On the basis of the foregoing, I conclude that the legislature did not intend F.S. 1967, Section 322.262(4), F.S.A., to apply to trials in municipal courts. The provisions *346 of that section were, in my opinion, intended only to confirm the existing law. Under my view, the judgment appealed from should be affirmed.

NOTES

[1] F.S. 1967, section 322.262(4), F.S.A. Any person charged with driving while under the influence of alcoholic beverages to the extent that his normal faculties were impaired shall be entitled to trial by jury according to the Florida Rules of Criminal Procedure.

[2] Dickinson v. Davis, Fla. 1969, 224 So. 2d 262; Collins Investment Co. v. Metropolitan Dade County, Fla. 1964, 164 So. 2d 806.

[3] Dickinson v. Davis, Fla. 1969, 224 So. 2d 262; Sharer v. Hotel Corp. of America, Fla. 1962, 144 So. 2d 813; Alexander v. Booth, Fla. 1952, 56 So. 2d 716; Girard Trust Co. v. Tampashores Dev. Co., 1928, 95 Fla. 1010, 117 So. 786.

[4] Fla. Const. Declaration of Rights, § 11, F.S.A.

[5] Boyd v. County of Dade, Fla. 1960, 123 So. 2d 323; State ex rel. Sellars v. Parker, 1924, 87 Fla. 181, 100 So. 260; Hunt v. City of Jacksonville, 1894, 34 Fla. 504, 16 So. 398.

[6] Rule 1.010, F.R.Cr.P., 33 F.S.A.

[1] I am aware of the general rule that where a statute imposes a duty on a public official, it also confers by implication the power necessary and proper to perform the duty. In re Advisory Opinion to the Governor, Fla. 1952, 60 So. 2d 285, 287. I do not believe this rule applies here. The calling of a petit jury is far too complex a task to rest on implied authority.

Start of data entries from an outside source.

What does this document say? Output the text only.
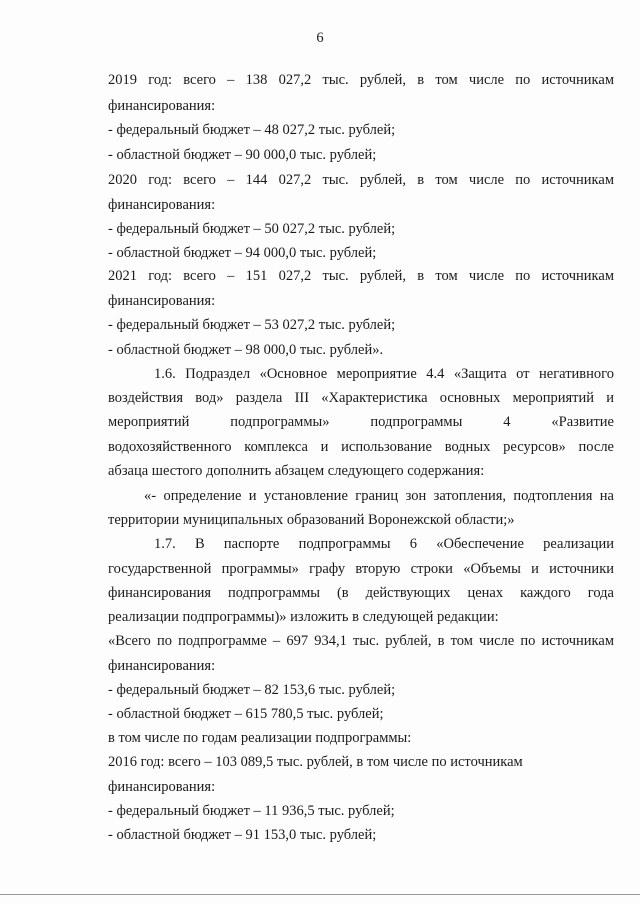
6
2019 год: всего – 138 027,2 тыс. рублей, в том числе по источникам
финансирования:
- федеральный бюджет – 48 027,2 тыс. рублей;
- областной бюджет – 90 000,0 тыс. рублей;
2020 год: всего – 144 027,2 тыс. рублей, в том числе по источникам
финансирования:
- федеральный бюджет – 50 027,2 тыс. рублей;
- областной бюджет – 94 000,0 тыс. рублей;
2021 год: всего – 151 027,2 тыс. рублей, в том числе по источникам
финансирования:
- федеральный бюджет – 53 027,2 тыс. рублей;
- областной бюджет – 98 000,0 тыс. рублей».
1.6. Подраздел «Основное мероприятие 4.4 «Защита от негативного
воздействия вод» раздела III «Характеристика основных мероприятий и
мероприятий подпрограммы» подпрограммы 4 «Развитие
водохозяйственного комплекса и использование водных ресурсов» после
абзаца шестого дополнить абзацем следующего содержания:
«- определение и установление границ зон затопления, подтопления на
территории муниципальных образований Воронежской области;»
1.7. В паспорте подпрограммы 6 «Обеспечение реализации
государственной программы» графу вторую строки «Объемы и источники
финансирования подпрограммы (в действующих ценах каждого года
реализации подпрограммы)» изложить в следующей редакции:
«Всего по подпрограмме – 697 934,1 тыс. рублей, в том числе по источникам
финансирования:
- федеральный бюджет – 82 153,6 тыс. рублей;
- областной бюджет – 615 780,5 тыс. рублей;
в том числе по годам реализации подпрограммы:
2016 год: всего – 103 089,5 тыс. рублей, в том числе по источникам
финансирования:
- федеральный бюджет – 11 936,5 тыс. рублей;
- областной бюджет – 91 153,0 тыс. рублей;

[2] The title to Chapter 67-308, Laws of Fla. 1967, reads as follows: "AN ACT relating to chemical tests as to intoxication of persons operating a motor vehicle within this state; providing for implied consent; adding new sections 322.261 and 322.262, Florida Statutes; providing for suspension of drivers' licenses of persons refusing to submit to such tests; and providing an effective date."